Let $\mathbf{y} \in \mathbb{R}^{d_1}$ denote samples from a learnable latent space (e.g., encoder outputs), and $\mathbf{x} \in \mathbb{R}^{d_2}$ represent samples from a target feature space with distribution $p_{\mathrm{data}}(\mathbf{x})$. Our goal is to train the latent model such that $p_\phi(\mathbf{y})$ aligns with $p_{\mathrm{data}}(\mathbf{x})$.

1

Flow Prior Estimation

Train a flow model $\mathbf{v}_\theta: \mathbb{R}^{d_1} \times [0,1] \rightarrow \mathbb{R}^{d_1}$ on projected target features using the standard flow matching objective. After training, we freeze $\theta$ to obtain a fixed distributional prior.

2

Latent Space Regularization

Use the fixed flow model to regularize learnable latents $\mathbf{y}$ through our proposed alignment loss, encouraging consistency with the learned flow dynamics.

Alignment Loss

The core of our approach is the alignment loss that reformulates the flow matching objective to treat latents as targets:

$$\mathcal{L}_{\text{align}}(\mathbf{y}; \theta) = \mathbb{E}_{t \sim \mathcal{U}[0, 1], \mathbf{x}_0 \sim p_{\mathrm{init}}} \left[ \| \mathbf{v}_\theta((1-t)\mathbf{x}_0 + t \mathbf{y}, t) - (\mathbf{y} - \mathbf{x}_0) \|^2 \right]$$

This loss measures how well the pre-trained velocity field $\mathbf{v}_\theta$ can predict the velocity along straight paths from noise $\mathbf{x}_0$ to latents $\mathbf{y}$. Minimizing this loss encourages $\mathbf{y}$ to lie in regions that are consistent with the learned flow dynamics.

Theoretical Foundation

We establish a formal connection between our alignment loss and maximum likelihood estimation under the flow-defined distribution:

$$\log p_1^{\mathbf{v}_\theta}(\mathbf{y}) \geq C(\mathbf{y}) - \mathcal{L}_{\text{align}}(\mathbf{y}; \theta)$$

where $C(\mathbf{y})$ represents the expected negative divergence of the velocity field along variational paths. This shows that minimizing our alignment loss serves as a computationally tractable proxy for maximizing the log-likelihood under the target distribution.

Toy Example

Validation on Controlled Setting

To validate our theoretical insights, we conduct experiments on a mixture of Gaussians target distribution. We train a flow model on samples from this mixture and demonstrate that our alignment loss serves as an effective proxy for the true negative log-likelihood.

NLL heatmap

(a)

Alignment loss heatmap

(b)

Loss curves

(c)

Illustration with a Mixture of Gaussians distribution. (a) Aligned latent variables $\mathbf{y}$ (red triangles) concentrate in low negative log-likelihood (NLL) regions of $p_{\text{data}}$ (blue dots; heatmap shows $-\log p_{\text{data}}$). (b) Alignment loss $\mathcal{L}_{\text{align}}$ heatmap mirrors the NLL landscape of $p_{\text{data}}$, with $p_{\text{data}}$ samples in low-$\mathcal{L}_{\text{align}}$ areas. (c) $\mathcal{L}_{\text{align}}$ (blue solid) and $-\log p_{\text{data}}(\mathbf{y})$ (red dashed) decline simultaneously in training, showing $\mathcal{L}_{\text{align}}$ serves as a proxy for maximizing the log-likelihood of $\mathbf{y}$ under $p_{\text{data}}$.

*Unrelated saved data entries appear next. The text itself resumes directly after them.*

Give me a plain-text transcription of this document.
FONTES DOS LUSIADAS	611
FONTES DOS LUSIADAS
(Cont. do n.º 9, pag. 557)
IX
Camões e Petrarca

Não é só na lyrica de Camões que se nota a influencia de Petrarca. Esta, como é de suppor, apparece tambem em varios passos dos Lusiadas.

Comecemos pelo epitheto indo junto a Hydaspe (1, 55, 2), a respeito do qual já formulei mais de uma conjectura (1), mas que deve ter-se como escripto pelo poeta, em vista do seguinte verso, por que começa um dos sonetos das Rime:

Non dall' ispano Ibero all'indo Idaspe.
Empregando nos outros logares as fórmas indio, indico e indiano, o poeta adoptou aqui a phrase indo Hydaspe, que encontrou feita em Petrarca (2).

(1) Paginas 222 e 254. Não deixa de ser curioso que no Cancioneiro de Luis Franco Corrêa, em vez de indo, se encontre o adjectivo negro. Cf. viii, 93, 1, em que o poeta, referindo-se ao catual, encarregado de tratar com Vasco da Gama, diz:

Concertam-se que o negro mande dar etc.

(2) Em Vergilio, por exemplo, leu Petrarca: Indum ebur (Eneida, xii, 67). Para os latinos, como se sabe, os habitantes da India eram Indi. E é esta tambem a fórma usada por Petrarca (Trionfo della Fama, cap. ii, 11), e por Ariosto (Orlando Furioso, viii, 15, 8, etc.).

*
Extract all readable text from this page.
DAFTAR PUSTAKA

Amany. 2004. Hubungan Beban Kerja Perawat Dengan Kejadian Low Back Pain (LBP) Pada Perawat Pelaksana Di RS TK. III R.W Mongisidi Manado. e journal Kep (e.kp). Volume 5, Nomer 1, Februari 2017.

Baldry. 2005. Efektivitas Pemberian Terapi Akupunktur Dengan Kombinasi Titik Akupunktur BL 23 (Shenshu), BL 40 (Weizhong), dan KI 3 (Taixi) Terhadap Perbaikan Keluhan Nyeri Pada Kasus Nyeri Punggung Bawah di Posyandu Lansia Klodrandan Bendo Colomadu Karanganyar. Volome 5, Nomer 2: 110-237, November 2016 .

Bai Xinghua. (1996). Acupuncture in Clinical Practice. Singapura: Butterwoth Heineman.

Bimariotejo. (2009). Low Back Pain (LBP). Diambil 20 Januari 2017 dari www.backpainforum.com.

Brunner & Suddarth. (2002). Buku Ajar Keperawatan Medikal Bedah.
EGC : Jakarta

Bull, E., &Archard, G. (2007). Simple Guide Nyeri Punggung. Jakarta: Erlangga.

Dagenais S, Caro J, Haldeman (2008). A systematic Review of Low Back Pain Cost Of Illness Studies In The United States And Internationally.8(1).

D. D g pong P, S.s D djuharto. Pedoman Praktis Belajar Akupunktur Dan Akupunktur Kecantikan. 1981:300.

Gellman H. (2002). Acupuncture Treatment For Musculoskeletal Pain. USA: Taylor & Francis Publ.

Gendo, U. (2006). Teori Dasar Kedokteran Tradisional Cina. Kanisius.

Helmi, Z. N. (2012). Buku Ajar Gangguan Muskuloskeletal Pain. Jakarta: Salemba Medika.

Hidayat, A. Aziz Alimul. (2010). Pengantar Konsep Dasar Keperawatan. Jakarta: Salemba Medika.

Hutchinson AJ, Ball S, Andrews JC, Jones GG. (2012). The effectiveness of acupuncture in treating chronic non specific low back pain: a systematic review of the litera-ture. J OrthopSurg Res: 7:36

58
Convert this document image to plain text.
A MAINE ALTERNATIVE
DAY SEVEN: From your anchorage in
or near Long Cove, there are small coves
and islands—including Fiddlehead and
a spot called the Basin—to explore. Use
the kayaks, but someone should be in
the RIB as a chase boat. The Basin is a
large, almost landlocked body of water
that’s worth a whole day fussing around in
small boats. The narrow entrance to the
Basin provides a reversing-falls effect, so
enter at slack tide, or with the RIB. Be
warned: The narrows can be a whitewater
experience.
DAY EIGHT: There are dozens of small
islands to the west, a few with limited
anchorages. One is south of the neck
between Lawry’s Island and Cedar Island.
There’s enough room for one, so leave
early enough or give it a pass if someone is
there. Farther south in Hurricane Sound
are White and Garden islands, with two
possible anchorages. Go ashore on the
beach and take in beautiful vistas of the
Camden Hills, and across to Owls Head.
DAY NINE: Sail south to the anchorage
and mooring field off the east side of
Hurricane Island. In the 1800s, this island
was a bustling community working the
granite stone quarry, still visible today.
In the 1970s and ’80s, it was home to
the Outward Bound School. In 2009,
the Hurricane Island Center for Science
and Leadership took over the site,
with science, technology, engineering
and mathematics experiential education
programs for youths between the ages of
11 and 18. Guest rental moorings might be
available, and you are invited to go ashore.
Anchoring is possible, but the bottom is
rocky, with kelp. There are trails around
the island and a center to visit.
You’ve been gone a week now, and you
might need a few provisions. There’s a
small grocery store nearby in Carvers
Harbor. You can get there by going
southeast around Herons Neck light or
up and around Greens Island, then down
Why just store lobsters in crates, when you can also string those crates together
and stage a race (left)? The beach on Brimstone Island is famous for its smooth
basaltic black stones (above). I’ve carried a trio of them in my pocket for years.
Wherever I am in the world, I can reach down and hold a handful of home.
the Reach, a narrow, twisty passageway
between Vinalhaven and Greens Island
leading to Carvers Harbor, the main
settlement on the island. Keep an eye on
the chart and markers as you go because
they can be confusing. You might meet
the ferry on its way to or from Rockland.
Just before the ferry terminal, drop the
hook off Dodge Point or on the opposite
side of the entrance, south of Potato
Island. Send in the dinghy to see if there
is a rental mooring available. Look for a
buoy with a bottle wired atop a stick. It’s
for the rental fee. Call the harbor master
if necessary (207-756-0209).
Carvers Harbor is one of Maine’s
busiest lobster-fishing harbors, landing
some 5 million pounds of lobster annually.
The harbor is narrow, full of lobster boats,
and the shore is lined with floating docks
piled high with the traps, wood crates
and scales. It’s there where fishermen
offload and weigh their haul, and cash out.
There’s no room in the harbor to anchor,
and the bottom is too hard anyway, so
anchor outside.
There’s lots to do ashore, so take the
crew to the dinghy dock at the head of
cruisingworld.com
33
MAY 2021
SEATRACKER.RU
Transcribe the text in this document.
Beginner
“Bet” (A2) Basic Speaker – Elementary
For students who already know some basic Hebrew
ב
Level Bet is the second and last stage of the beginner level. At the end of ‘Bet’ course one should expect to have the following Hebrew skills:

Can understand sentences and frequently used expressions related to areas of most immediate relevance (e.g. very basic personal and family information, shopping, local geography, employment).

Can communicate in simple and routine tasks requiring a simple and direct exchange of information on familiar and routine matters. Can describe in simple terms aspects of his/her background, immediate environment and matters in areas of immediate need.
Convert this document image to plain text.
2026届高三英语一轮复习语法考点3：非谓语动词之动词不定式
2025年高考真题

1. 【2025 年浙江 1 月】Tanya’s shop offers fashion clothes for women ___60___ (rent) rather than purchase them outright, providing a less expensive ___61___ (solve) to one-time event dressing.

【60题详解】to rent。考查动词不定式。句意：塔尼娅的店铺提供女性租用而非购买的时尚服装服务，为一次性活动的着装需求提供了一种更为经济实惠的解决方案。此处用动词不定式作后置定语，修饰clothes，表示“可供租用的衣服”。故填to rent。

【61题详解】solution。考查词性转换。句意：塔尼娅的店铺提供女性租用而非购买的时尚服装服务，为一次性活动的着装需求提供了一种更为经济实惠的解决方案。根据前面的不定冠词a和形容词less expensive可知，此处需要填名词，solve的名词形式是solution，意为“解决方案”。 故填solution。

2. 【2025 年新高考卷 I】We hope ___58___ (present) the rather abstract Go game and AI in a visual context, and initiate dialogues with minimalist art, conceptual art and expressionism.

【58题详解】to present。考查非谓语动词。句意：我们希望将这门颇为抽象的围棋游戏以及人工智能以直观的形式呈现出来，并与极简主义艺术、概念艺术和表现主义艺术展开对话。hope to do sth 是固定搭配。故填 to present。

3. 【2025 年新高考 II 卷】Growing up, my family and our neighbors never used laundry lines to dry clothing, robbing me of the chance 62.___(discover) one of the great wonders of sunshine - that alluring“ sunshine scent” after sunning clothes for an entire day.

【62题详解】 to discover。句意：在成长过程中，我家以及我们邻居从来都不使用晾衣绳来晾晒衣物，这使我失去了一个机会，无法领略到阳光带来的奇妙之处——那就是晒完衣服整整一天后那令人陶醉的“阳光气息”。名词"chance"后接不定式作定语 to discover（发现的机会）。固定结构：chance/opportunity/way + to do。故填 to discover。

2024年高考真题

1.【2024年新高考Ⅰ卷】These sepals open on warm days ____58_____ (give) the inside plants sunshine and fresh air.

Training Progress Across Diverse Distributions

To demonstrate the generality of our approach, we visualize the evolution of optimized variables $\mathbf{y}$ during training across various toy target distributions. Each animation shows how minimizing $\mathcal{L}_{\text{align}}$ guides the latent variables (red triangles) to converge towards high-density regions of different target distributions.

Training progress - Mixture of Gaussians

Gaussian Mixture

Training progress - Grid

Gaussian Grid

Training progress - Two Moons

Two Moons

Training progress - Concentric Rings

Rings

Training progress - Spiral

Spiral

Training progress - Swiss Roll

Swiss Roll

ImageNet Results

Alignment Loss Validation

We validate our approach through comprehensive experiments on ImageNet-1K, demonstrating effectiveness across diverse target distributions including VAE (low-level), DINO (semantic), VQ (discrete), and Qwen (textual). Our method consistently achieves superior alignment while maintaining computational efficiency.

VAE alignment results

VAE (Low-level)

DinoV2 alignment results

DinoV2 (Semantic)

VQ alignment results

VQ (Discrete)

Qwen alignment results

Qwen (Textual)

Aligning autoencoders on ImageNet-1K with different target distributions. The alignment loss $\mathcal{L}_{\text{align}}$ (blue solid) and the $k$-NN distance $\log r_k(\mathbf{y})$ (red dashed) are proportional throughout the training. Confirming that $\mathcal{L}_{\text{align}}$ serves as a proxy for the NLL of the latents under $p_{\text{data}}$.

Large-Scale Image Generation

We evaluate our approach on ImageNet-1K using MAR-B with flow heads for conditional generation. To ensure fair comparison, all models use identical training configurations - only the target distribution for alignment differs.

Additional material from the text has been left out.